J’ai aussi commencé à regarder À cœur battant, la série sur la violence masculine et les féminicides sur TOU.TV. Je ne suis pas heureuse de tous les personnages, mais je trouve quand même que c’est bien. Je pense que c’est important de montrer de l’intérieur à quel point des personnes, pas seulement des hommes, mais souvent quand même parce qu’ils consultent moins, s’aveuglent sur comment ce qu’ils font est de la violence et qu’ils répètent sans arrêt les mêmes comportements nuisibles tant qu’on ne les aide pas à prendre un autre chemin… et ça, ça devrait être un professionnel qui le fait, pas les femmes. J’entends souvent des hommes me dire que je suis faible parce que je suis en thérapie. C’est l’inverse qui est vrai et ce n’est pas que moi qui le dis… demandez à n’importe quel expert en santé mentale. Ce ne sont jamais les personnes qui auraient vraiment besoin d’être en thérapie qui le sont. Ça prend beaucoup de force pour être en thérapie puisqu’il faut être en mesure de se remettre en question et d’accepter que oui, il est possible qu’on ait un problème sans l’avoir vu jusqu’alors et oui, il est possible d’être violent sans le savoir.

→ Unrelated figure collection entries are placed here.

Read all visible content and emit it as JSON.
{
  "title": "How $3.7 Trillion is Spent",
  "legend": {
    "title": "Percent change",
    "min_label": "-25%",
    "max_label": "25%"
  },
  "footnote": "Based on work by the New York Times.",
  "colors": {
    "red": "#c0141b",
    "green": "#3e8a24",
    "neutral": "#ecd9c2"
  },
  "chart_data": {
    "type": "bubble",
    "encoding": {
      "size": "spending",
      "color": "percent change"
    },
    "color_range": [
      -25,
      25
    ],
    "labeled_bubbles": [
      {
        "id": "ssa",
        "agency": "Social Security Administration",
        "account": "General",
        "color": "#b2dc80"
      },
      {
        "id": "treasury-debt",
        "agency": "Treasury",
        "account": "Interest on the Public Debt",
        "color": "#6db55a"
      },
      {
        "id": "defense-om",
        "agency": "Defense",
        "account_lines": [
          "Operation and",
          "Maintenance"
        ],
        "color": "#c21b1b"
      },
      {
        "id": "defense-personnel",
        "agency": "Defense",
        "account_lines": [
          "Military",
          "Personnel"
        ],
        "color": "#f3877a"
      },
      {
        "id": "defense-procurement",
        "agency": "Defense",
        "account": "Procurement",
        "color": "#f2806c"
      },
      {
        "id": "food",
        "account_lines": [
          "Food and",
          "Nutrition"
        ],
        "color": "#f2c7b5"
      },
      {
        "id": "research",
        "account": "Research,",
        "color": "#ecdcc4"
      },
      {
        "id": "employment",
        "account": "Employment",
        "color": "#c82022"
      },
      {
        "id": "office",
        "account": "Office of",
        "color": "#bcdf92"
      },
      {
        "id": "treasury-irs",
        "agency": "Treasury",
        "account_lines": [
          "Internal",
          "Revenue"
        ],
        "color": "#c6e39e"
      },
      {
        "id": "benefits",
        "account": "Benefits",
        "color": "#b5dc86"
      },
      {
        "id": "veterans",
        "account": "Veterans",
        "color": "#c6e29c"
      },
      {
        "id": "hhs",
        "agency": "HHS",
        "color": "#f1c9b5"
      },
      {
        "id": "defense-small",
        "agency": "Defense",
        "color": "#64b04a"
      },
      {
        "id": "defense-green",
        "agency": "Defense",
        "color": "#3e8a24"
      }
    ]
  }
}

Cette semaine un homme qui m’a harcelée quand j’étais à l’université m’a écrit pour s’excuser suite à une publication que j’avais faite… ça a pris plus de dix ans… imaginez. Ma belle-sœur m’a demandé ce que ça me faisait. J’ai dit que si c’était vrai j’étais heureuse pour ses proches et les autres femmes qu’il ne harcèlerait pas… parce que c’est clair que je n’ai pas été la seule. C’est long les prises de conscience. C’est long changer. C’est long avoir le courage de dire qu’on avait ce problème là et qu’on a fait du mal aux autres.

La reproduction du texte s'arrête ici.